Le Prince d’Aquitaine ne se présente ni comme un portrait – pourtant le physique et l’allure du père, car c’est bien de cette imposante figure qu’il s’agit, y sont parfois croqués, et son comportement vexatoire, exécrable, souvent dépeint – ni comme des souvenirs de jeunesse – malgré les diverses scènes ou situations transposées du « monde d’avant » cher à l’auteur et qui, associées à des personnages positifs tels que sa grand-mère ou ses camarades de fouilles archéologiques, lui furent salvatrices. Non, il s’affiche d’emblée (en couverture) comme un « roman », une étiquette justifiée dans la mesure où le récit ne cède pas un pouce de terrain à la complaisance et, aux moments les plus douloureux, sait se retenir. Plutôt se tenir.

Si le géniteur mis en scène dans ces pages, si cet homme torturé, excessif, multipliant frasques et fréquentations interlopes, coupable de toutes les négligences et de maintes bassesses, si ce disloqué aura failli à l’égard de son unique rejeton, les aïeux tiennent par contre lieu d’authentiques exempla (évitons le terme d’ange gardien en présence du païen Christopher) : il y a l’héroïque grand-père, sorti impotent des conflagrations de la Première Guerre, et surtout la grand-mère, déjà évoquée, qui comble les sisyphéennes dettes de son fils et offre au gamin – ainsi que le fit Céline Guilloux pour un certain Louis Destouches – la part de merveilleux que tout un chacun mérite de connaître pour pouvoir affirmer, l’âge adulte venu : « J’aurai eu une enfance ».

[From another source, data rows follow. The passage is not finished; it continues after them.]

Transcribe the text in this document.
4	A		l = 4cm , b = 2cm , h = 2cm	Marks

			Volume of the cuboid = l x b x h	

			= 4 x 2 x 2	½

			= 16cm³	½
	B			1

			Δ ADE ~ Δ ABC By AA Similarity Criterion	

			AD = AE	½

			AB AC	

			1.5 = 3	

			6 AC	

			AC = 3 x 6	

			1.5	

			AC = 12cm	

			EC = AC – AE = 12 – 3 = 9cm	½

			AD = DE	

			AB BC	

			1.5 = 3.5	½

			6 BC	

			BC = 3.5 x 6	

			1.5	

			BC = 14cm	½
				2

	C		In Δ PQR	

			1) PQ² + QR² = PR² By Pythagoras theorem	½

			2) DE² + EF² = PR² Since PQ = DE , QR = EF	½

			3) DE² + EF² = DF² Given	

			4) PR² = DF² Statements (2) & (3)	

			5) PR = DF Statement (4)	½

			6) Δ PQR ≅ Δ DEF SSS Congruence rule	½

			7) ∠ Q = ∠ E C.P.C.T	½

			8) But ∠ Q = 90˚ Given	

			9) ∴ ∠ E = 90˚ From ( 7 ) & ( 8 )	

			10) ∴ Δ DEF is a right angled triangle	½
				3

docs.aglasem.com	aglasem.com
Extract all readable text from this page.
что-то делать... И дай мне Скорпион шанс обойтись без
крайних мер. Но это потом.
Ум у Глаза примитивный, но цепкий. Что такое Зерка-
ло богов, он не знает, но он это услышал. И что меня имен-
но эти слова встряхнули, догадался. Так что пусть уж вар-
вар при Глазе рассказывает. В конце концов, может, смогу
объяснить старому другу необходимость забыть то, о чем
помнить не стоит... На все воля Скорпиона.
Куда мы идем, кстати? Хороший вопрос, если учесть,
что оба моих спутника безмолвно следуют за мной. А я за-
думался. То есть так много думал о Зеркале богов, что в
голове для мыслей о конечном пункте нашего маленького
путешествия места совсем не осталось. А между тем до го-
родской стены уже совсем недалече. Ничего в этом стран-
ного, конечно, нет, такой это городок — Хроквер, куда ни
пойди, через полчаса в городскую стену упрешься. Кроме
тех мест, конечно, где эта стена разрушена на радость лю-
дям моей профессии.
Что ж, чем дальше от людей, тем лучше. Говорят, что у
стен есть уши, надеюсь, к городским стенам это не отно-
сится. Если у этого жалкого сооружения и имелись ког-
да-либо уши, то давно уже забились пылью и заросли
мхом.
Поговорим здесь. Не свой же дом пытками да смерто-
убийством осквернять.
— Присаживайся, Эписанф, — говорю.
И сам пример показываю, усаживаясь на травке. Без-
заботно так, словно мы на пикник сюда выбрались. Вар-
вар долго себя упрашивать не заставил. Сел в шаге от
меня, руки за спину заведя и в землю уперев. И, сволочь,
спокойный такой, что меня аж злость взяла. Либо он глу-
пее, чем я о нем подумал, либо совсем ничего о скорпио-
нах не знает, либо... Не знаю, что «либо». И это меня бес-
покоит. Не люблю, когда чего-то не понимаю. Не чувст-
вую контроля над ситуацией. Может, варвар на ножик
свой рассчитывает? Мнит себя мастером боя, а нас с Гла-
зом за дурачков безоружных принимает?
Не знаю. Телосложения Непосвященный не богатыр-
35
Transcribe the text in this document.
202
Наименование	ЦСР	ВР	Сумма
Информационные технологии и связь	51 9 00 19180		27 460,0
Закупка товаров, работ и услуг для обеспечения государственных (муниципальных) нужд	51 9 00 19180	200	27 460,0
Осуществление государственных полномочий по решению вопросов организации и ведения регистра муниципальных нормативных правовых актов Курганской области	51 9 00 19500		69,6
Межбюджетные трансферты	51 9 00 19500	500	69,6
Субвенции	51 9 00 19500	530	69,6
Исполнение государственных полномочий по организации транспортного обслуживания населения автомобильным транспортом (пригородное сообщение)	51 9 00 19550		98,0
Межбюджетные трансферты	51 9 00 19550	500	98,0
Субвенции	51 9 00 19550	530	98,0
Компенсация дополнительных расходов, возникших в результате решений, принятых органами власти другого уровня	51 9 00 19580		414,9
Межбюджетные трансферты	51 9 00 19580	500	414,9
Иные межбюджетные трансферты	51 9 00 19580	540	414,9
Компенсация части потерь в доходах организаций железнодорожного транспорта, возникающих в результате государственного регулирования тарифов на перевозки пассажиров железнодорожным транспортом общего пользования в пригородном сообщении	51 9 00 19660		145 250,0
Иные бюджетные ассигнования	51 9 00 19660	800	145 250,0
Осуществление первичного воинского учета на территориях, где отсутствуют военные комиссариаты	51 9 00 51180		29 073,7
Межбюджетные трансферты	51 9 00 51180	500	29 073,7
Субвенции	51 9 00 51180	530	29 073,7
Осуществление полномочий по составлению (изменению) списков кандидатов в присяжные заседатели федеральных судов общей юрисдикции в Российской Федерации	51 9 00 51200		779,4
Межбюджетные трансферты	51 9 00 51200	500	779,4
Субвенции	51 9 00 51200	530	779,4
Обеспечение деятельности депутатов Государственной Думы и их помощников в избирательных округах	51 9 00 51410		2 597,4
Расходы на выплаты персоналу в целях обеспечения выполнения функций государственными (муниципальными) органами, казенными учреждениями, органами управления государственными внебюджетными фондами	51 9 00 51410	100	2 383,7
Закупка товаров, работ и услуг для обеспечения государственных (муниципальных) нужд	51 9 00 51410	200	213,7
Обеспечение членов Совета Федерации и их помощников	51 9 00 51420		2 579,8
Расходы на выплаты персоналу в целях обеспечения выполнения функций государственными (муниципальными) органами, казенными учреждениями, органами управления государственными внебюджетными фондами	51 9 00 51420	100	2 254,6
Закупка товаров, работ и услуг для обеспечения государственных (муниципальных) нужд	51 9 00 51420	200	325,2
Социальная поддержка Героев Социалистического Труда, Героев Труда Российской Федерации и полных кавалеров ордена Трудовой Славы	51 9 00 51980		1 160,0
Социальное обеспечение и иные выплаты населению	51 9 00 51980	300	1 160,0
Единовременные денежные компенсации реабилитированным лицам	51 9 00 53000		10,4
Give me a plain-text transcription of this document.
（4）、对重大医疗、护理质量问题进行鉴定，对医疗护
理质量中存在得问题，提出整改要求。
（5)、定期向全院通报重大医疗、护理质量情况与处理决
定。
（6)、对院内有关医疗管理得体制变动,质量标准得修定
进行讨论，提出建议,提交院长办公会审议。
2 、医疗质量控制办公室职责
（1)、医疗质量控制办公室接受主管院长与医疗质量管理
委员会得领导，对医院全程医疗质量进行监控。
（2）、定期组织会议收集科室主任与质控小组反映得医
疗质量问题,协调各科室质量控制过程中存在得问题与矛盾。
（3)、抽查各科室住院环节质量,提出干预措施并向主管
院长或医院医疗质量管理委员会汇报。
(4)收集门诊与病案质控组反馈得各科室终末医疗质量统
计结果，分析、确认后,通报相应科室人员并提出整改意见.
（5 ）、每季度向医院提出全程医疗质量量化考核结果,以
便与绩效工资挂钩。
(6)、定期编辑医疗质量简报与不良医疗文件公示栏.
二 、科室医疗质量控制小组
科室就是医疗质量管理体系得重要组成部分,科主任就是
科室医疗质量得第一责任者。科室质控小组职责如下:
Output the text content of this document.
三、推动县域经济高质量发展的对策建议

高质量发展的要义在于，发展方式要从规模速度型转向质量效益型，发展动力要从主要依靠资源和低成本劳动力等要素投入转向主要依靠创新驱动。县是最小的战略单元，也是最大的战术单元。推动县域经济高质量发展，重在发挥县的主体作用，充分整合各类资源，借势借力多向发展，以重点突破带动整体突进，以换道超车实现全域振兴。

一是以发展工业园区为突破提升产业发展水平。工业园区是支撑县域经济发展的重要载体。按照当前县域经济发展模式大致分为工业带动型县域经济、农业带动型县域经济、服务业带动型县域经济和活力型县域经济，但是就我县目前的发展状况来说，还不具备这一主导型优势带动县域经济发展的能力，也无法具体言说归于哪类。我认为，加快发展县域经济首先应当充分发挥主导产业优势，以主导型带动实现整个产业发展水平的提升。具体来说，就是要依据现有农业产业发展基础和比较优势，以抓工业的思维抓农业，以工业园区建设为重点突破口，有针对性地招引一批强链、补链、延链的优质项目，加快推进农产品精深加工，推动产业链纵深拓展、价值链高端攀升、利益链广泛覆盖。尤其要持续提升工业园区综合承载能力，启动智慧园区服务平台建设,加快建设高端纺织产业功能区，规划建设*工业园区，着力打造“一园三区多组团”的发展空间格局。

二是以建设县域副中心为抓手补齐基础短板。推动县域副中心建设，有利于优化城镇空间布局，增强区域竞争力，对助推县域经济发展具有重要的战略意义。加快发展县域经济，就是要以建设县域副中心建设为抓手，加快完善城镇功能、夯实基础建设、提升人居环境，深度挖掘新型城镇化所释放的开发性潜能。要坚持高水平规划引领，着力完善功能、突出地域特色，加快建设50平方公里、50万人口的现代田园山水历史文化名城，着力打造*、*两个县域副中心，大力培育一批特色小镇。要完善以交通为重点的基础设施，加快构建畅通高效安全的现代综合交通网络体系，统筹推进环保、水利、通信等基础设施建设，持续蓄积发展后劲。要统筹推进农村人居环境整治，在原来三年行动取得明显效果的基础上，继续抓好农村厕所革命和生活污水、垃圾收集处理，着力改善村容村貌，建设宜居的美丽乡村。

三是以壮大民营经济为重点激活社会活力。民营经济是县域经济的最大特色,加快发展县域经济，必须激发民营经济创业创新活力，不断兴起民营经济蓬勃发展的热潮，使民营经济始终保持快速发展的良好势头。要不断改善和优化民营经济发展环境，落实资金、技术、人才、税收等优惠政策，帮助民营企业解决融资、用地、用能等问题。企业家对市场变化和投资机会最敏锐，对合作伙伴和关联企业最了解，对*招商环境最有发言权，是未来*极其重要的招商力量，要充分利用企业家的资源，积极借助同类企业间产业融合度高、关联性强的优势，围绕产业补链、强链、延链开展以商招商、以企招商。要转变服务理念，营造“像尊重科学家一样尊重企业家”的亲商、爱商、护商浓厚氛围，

Les enjeux fondamentaux de ce récit ne sont donc pas de faire verser au lecteur une larme de compassion ni même de l’inciter à faire le départ entre réel et fiction. Ils sont doubles. D’une part, instruire le procès d’une génération désenchantée, qui a manqué au devoir de transmettre à la suivante le sens d’une certaine dignité, du tragique et, plus fort encore, du bonheur à être au monde. D’autre part, poser un acte littéraire, en affirmant que la construction d’un individu reste possible quand bien même celui qui l’a lancé dans l’existence lui dénierait toute qualité.

Il « suffit » alors, mais quel défi, mais quel combat, d’acquérir le respect de soi – le narrateur le trouve en cultivant, dans l’univers du débraillé, la singularité de l’élégance, quitte à se faire dandy (« Je décidai de résister consciemment à une mise au pas générale que ma qualité de déclassé me permettait d’analyser avec une lucidité que ne possèderont jamais les adaptés ; de fils inconsolé et ténébreux, je me fis insulaire, donc souverain. Finies les langueurs à la noix et la culpabilité, place à l’ironie et au détachement ! Le tweed, si possible irlandais, du Donegal, me servait d’armure dans ma croisade contre le déclin ») ; de laisser la Révolution majuscule et les révoltes minuscules à ceux qui ont le courage de s’enticher de telles maîtresses instables, pour préférer devenir un rebelle, fidèle à ses seuls principes ; puis de savoir reconnaître les siens, en premier lieu l’Aimée qui deviendra l’alliée indéfectible, ensuite les guides qui auront nom Stendhal, Montherlant, Julien l’Apostat….

Trouver ses Pairs pour enfin vivre libre, hors-Père.